Two things occurred to me tonight that made me wonder just how underdeveloped my frontal lobe was as a teenager, or whether I was in possession of one at all.
Memory #1
When I was a teenager, maybe 14, my very smart but reckless brother, Steve, and I were supposed to be at a teen church group meeting. It’s the only reason that Dad would let Steve take the car.
Instead, because of the rebels that we were, we decided to go for a joyride. So, we took off over the St. Johns bridge that crossed the Willamette river. I think Steve had the bright idea to go to visit his girlfriend, Kathy, who hadn’t shown up for the group meeting, either.

At the South end of the bridge, one must make a sharp right turn or a sharp left turn or opt to run headlong into the rock mountain at the end of the bridge.
As we approached the intersection, Steve asked casually, “which direction should I go, left or right?” I didn’t answer quick enough so Steve stupidly ran head long into the mountain, totaling Dad’s car. (This was just the first of many car accidents Steve would have.)
Steve at least had the sense to throw himself across the seat but it didn’t hinder me from sliding down onto the floor. It did stop me, however, from crashing through the windshield or cracking my face on the dashboard. I’m sure that we were speeding since Steve had a tendency to speed and a predilection for danger.
He broke the rear view mirror with his body but he saved me from certain death or at least serious injury. We came to a sudden halt with a loud crash.
Steve hadn’t even applied the brakes. He pulled himself into a seated position and I pushed myself up off the floor. I noticed first of all that my pantyhose were destroyed. My reaction was not concern for our well being or for the car or for whether Dad would kill both of us or not, instead I exclaimed, “O, my God, my nylons”.
We’re alive to tell the story, which means that when the police brought us home, Dad slumped down in the doorway and cried… instead of killing us.
Memory #2
As many of you know who follow my blog, I contracted polio when I was 5 years old. Fortunately, I was only permanently affected when the deltoid in my right shoulder atrophied. As time went on, complications arose because of this and I had to have surgery to fuse the humerus (the upper arm bone) to the scapula (shoulder blade). This was long before joint replacements, so my orthopedic surgeon, Dr. Marxer, attached the two bones with what can only be described as a big deck bolt.
By this time I was in high school and was a growing young girl. After the surgery, I was in a cast that covered my torso, my arm, my shoulder and held my right arm out in front of me and a little to the side at a right angle. Needless to say, it weighed a ton, at least it felt like it. It rested on my right hip and to this day I have an indentation where it rested. And worst of all, the cast covered my right breast but not my left breast.

Since I was developing, my biggest concern was whether my left breast would grow larger than my right breast with my right breast being stunted under pounds of cast plaster.
Since my physician put a large bolt in the joint to hold my arm in place and since there wasn’t a deltoid to hold it in, I was in extreme pain as it healed and as the bone grew over the bolt.

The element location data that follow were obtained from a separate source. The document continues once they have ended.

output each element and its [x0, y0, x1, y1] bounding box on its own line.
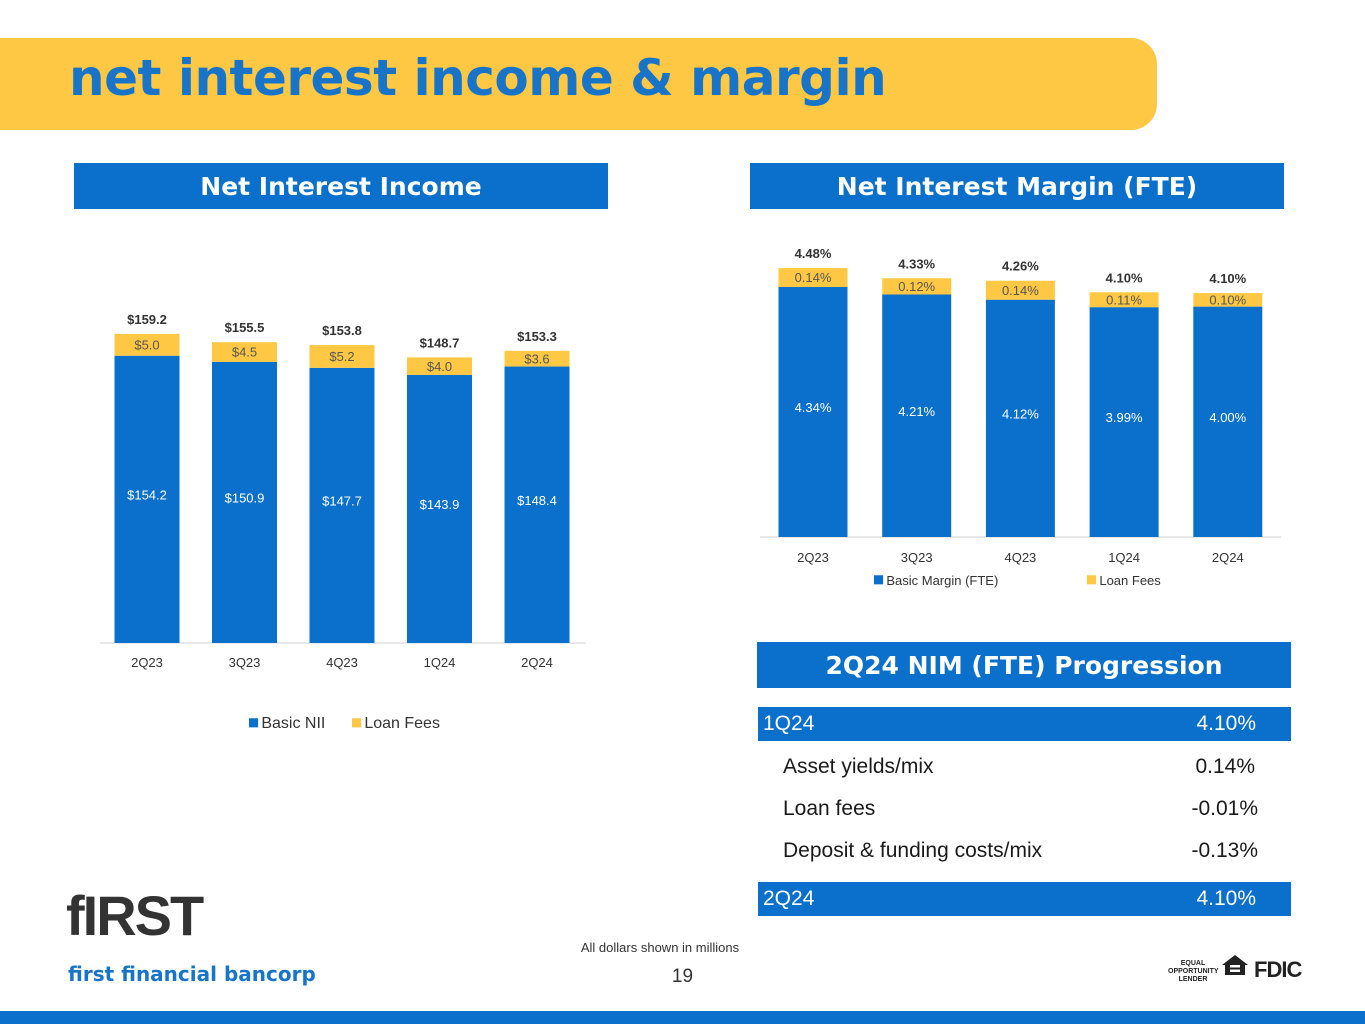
data-label-loan-fees: $5.2 [329, 349, 354, 364]
progression-row-value: -0.13% [1191, 839, 1258, 862]
data-label-basic: $148.4 [517, 493, 557, 508]
legend-swatch [249, 718, 259, 728]
data-label-total: 4.33% [898, 256, 935, 271]
bar-loan-fees [1193, 293, 1263, 307]
data-label-total: $153.8 [322, 323, 362, 338]
legend-label: Loan Fees [364, 715, 440, 732]
data-label-total: $148.7 [420, 335, 460, 350]
progression-start-row: 1Q24 4.10% [758, 707, 1291, 741]
progression-end-row: 2Q24 4.10% [758, 882, 1291, 916]
data-label-loan-fees: 0.10% [1209, 293, 1246, 308]
data-label-basic: 4.21% [898, 404, 935, 419]
bar-loan-fees [212, 342, 277, 362]
company-logo: fIRST [66, 884, 204, 947]
data-label-loan-fees: $5.0 [134, 337, 159, 352]
data-label-basic: $147.7 [322, 493, 362, 508]
progression-end-label: 2Q24 [763, 887, 815, 910]
data-label-basic: 4.34% [795, 400, 832, 415]
data-label-total: $153.3 [517, 329, 557, 344]
bar-loan-fees [407, 357, 472, 375]
data-label-total: $155.5 [225, 320, 265, 335]
bar-loan-fees [309, 345, 375, 368]
progression-start-value: 4.10% [1196, 712, 1256, 735]
bar-loan-fees [778, 268, 848, 288]
bar-basic [407, 374, 472, 643]
page-title: net interest income & margin [69, 49, 887, 107]
data-label-loan-fees: 0.12% [898, 279, 935, 294]
bar-basic [778, 287, 848, 537]
x-tick-label: 2Q24 [1212, 550, 1244, 565]
legend-swatch [874, 575, 884, 585]
x-tick-label: 2Q23 [131, 655, 163, 670]
progression-row-label: Loan fees [783, 797, 876, 820]
data-label-total: 4.10% [1106, 270, 1143, 285]
legend-label: Basic NII [261, 715, 325, 732]
bottom-bar [0, 1011, 1365, 1024]
data-label-total: 4.48% [795, 246, 832, 261]
equal-housing-lender-icon [1222, 955, 1248, 975]
fdic-logo: FDIC [1254, 957, 1302, 982]
equal-opportunity-lender-logo: EQUAL OPPORTUNITY LENDER [1168, 960, 1219, 983]
data-label-basic: $143.9 [420, 497, 460, 512]
bar-loan-fees [1089, 292, 1159, 308]
x-tick-label: 2Q23 [797, 550, 829, 565]
data-label-loan-fees: $4.0 [427, 359, 452, 374]
data-label-basic: $150.9 [225, 490, 265, 505]
bar-basic [212, 361, 277, 643]
legend-swatch [352, 718, 362, 728]
bar-basic [504, 366, 570, 643]
progression-row-label: Deposit & funding costs/mix [783, 839, 1043, 862]
x-tick-label: 3Q23 [229, 655, 261, 670]
nim-chart-header: Net Interest Margin (FTE) [750, 163, 1284, 209]
progression-end-value: 4.10% [1196, 887, 1256, 910]
bar-basic [985, 299, 1055, 537]
x-tick-label: 4Q23 [326, 655, 358, 670]
data-label-total: $159.2 [127, 312, 167, 327]
x-tick-label: 3Q23 [901, 550, 933, 565]
data-label-loan-fees: $4.5 [232, 345, 257, 360]
progression-row-value: -0.01% [1191, 797, 1258, 820]
nii-chart-header: Net Interest Income [74, 163, 608, 209]
x-tick-label: 1Q24 [1108, 550, 1140, 565]
data-label-basic: 4.00% [1209, 410, 1246, 425]
legend-label: Basic Margin (FTE) [886, 573, 998, 588]
bar-basic [1089, 307, 1159, 537]
bar-basic [114, 355, 180, 643]
x-tick-label: 4Q23 [1004, 550, 1036, 565]
data-label-total: 4.26% [1002, 259, 1039, 274]
data-label-loan-fees: $3.6 [524, 351, 549, 366]
data-label-basic: $154.2 [127, 487, 167, 502]
data-label-basic: 4.12% [1002, 406, 1039, 421]
progression-row-value: 0.14% [1195, 755, 1255, 778]
data-label-basic: 3.99% [1106, 410, 1143, 425]
progression-header: 2Q24 NIM (FTE) Progression [757, 642, 1291, 688]
page-number: 19 [671, 966, 694, 987]
legend-label: Loan Fees [1099, 573, 1161, 588]
bar-basic [1193, 306, 1263, 537]
progression-row-label: Asset yields/mix [783, 755, 934, 778]
data-label-loan-fees: 0.14% [795, 270, 832, 285]
footnote: All dollars shown in millions [580, 940, 740, 955]
bar-loan-fees [985, 280, 1055, 300]
x-tick-label: 2Q24 [521, 655, 553, 670]
x-tick-label: 1Q24 [424, 655, 456, 670]
bar-loan-fees [504, 350, 570, 367]
company-name: first financial bancorp [68, 962, 316, 986]
bar-basic [309, 367, 375, 643]
legend-swatch [1087, 575, 1097, 585]
data-label-loan-fees: 0.14% [1002, 283, 1039, 298]
title-banner [0, 38, 1157, 130]
bar-basic [882, 294, 952, 537]
data-label-loan-fees: 0.11% [1106, 292, 1142, 307]
progression-start-label: 1Q24 [763, 712, 815, 735]
data-label-total: 4.10% [1209, 271, 1246, 286]
bar-loan-fees [882, 278, 952, 295]
bar-loan-fees [114, 333, 180, 356]
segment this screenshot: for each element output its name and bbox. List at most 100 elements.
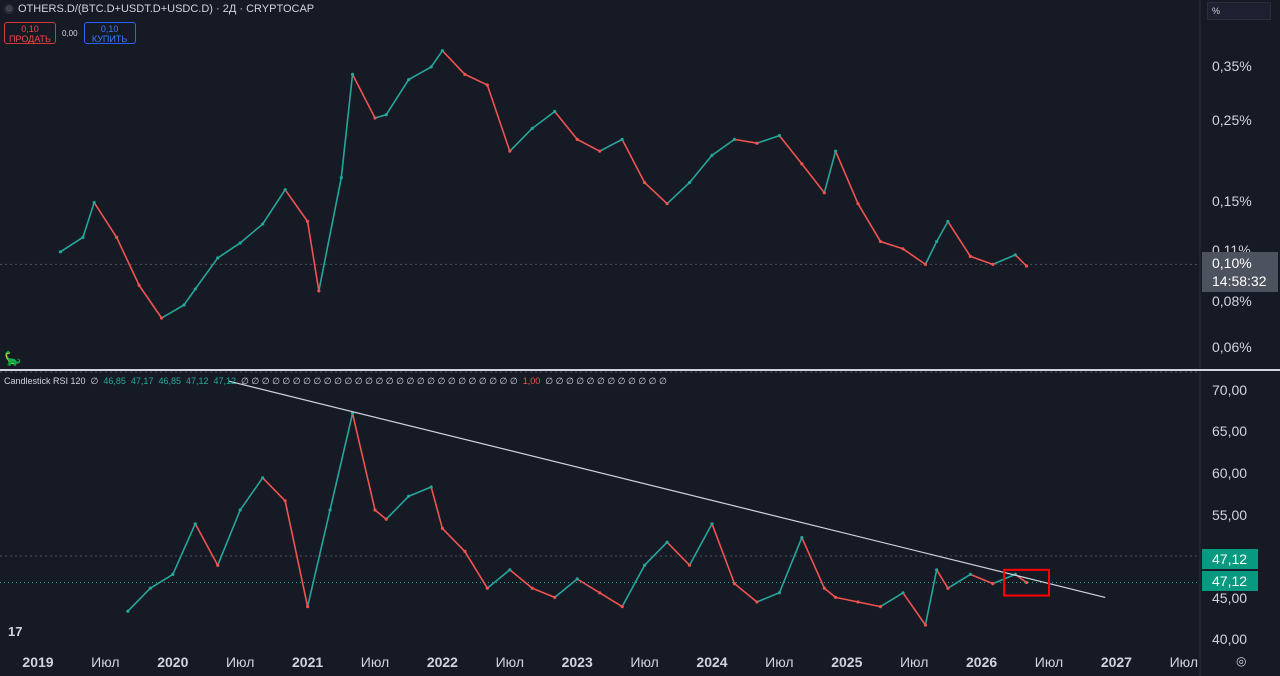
price-segment (285, 190, 307, 222)
price-point (935, 240, 938, 243)
price-point (441, 49, 444, 52)
rsi-segment (937, 570, 948, 588)
rsi-segment (925, 570, 936, 625)
price-point (407, 78, 410, 81)
price-point (1014, 253, 1017, 256)
dino-icon[interactable]: 🦕 (4, 350, 21, 367)
rsi-tick: 45,00 (1212, 590, 1247, 606)
price-segment (139, 285, 161, 318)
price-segment (734, 139, 756, 143)
price-segment (375, 115, 386, 118)
rsi-point (946, 587, 949, 590)
price-point (182, 303, 185, 306)
tradingview-logo[interactable]: 17 (8, 624, 22, 639)
price-segment (409, 67, 431, 80)
price-segment (431, 51, 442, 67)
price-segment (690, 155, 712, 182)
rsi-point (834, 596, 837, 599)
rsi-segment (263, 478, 285, 501)
current-price-badge: 0,10% 14:58:32 (1202, 252, 1278, 292)
rsi-point (935, 568, 938, 571)
rsi-point (969, 573, 972, 576)
indicator-value: 46,85 (103, 376, 126, 387)
price-segment (622, 139, 644, 182)
rsi-segment (712, 524, 734, 584)
rsi-point (463, 550, 466, 553)
price-point (531, 127, 534, 130)
price-point (643, 181, 646, 184)
rsi-segment (308, 510, 330, 607)
price-segment (667, 183, 689, 204)
rsi-point (755, 600, 758, 603)
rsi-point (216, 564, 219, 567)
rsi-segment (779, 538, 801, 593)
price-point (991, 263, 994, 266)
price-point (901, 247, 904, 250)
rsi-segment (970, 574, 992, 583)
price-point (306, 220, 309, 223)
rsi-segment (195, 524, 217, 565)
rsi-point (430, 485, 433, 488)
rsi-point (194, 522, 197, 525)
rsi-point (621, 605, 624, 608)
rsi-trendline (229, 381, 1105, 597)
price-point (463, 73, 466, 76)
time-axis-label: Июл (496, 654, 524, 670)
rsi-point (879, 605, 882, 608)
indicator-empty-values: ∅ ∅ ∅ ∅ ∅ ∅ ∅ ∅ ∅ ∅ ∅ ∅ ∅ ∅ ∅ ∅ ∅ ∅ ∅ ∅ … (241, 376, 518, 387)
time-axis-label: Июл (361, 654, 389, 670)
time-axis-label: Июл (630, 654, 658, 670)
rsi-segment (240, 478, 262, 510)
time-axis-label: 2026 (966, 654, 997, 670)
price-segment (117, 237, 139, 285)
settings-icon[interactable]: ◎ (1236, 654, 1246, 668)
time-axis[interactable]: 2019 Июл 2020 Июл 2021 Июл 2022 Июл 2023 Июл 2024 И… (0, 648, 1200, 676)
indicator-legend[interactable]: Candlestick RSI 120 ∅ 46,85 47,17 46,85 … (4, 376, 667, 387)
price-point (138, 284, 141, 287)
rsi-tick: 65,00 (1212, 423, 1247, 439)
price-point (261, 222, 264, 225)
price-point (1025, 264, 1028, 267)
price-segment (487, 85, 509, 151)
price-point (621, 138, 624, 141)
price-point (81, 236, 84, 239)
rsi-value-badge: 47,12 (1202, 571, 1258, 591)
price-segment (802, 164, 824, 193)
rsi-point (149, 587, 152, 590)
rsi-point (508, 568, 511, 571)
current-price: 0,10% (1212, 254, 1278, 272)
indicator-value: 47,12 (186, 376, 209, 387)
rsi-segment (622, 565, 644, 606)
rsi-segment (836, 597, 858, 602)
rsi-point (710, 522, 713, 525)
rsi-point (688, 564, 691, 567)
rsi-segment (903, 593, 925, 625)
price-segment (240, 224, 262, 243)
rsi-point (239, 508, 242, 511)
price-point (115, 236, 118, 239)
rsi-point (901, 591, 904, 594)
pane-divider[interactable] (0, 369, 1280, 371)
rsi-segment (881, 593, 903, 607)
rsi-segment (757, 593, 779, 602)
price-point (856, 202, 859, 205)
price-point (710, 154, 713, 157)
rsi-point (800, 536, 803, 539)
price-point (553, 110, 556, 113)
price-point (430, 65, 433, 68)
indicator-value: 47,17 (131, 376, 154, 387)
indicator-value: 47,12 (214, 376, 237, 387)
price-segment (993, 255, 1015, 265)
price-point (823, 191, 826, 194)
indicator-value: 46,85 (158, 376, 181, 387)
price-segment (836, 151, 858, 204)
price-segment (948, 222, 970, 257)
rsi-point (991, 582, 994, 585)
price-point (969, 255, 972, 258)
price-point (733, 138, 736, 141)
rsi-tick: 55,00 (1212, 507, 1247, 523)
bar-countdown: 14:58:32 (1212, 272, 1278, 290)
rsi-point (856, 600, 859, 603)
rsi-point (373, 508, 376, 511)
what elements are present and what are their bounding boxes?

Eventually the cast came off. But it wasn’t long before the the new, delicate bone broke and I had to go in for a second surgery. This required another cast. As those who have had bone surgery can attest, bone surgery is extremely painful. But what was my main worry? Why yes. It was, once again, whether my right breast would be able to grow as freely as the left one.
I had to put aside my embarrassment and gather all my courage to ask my doctor if my worries had any validity. To my chagrin, he didn’t have an answer for me. Most likely he didn’t have many teenage girl patients who had one breast in a cast and one breast out.
Like with my worries about my nylons being ruined in the car wreck, there I was having serious bone surgery and I was more concerned with my boobs than the health of my shoulder.
As it turns out, my concern was not baseless. Indeed my left breast is larger than my right. I will never know if it is because my right pectoral muscles were not as strenuously exercised as my left or if my conjecture was accurate… the damned cast inhibited equal opprtunity for growth.
I am glad you and your brother were ok. I have a son who was into totalling off my cars when he was a teenager. Fortunately, he always walked away fine but my insurance went through the roof.
Those shoulder surgeries sounds painful. 😣 I hope that is all behind you.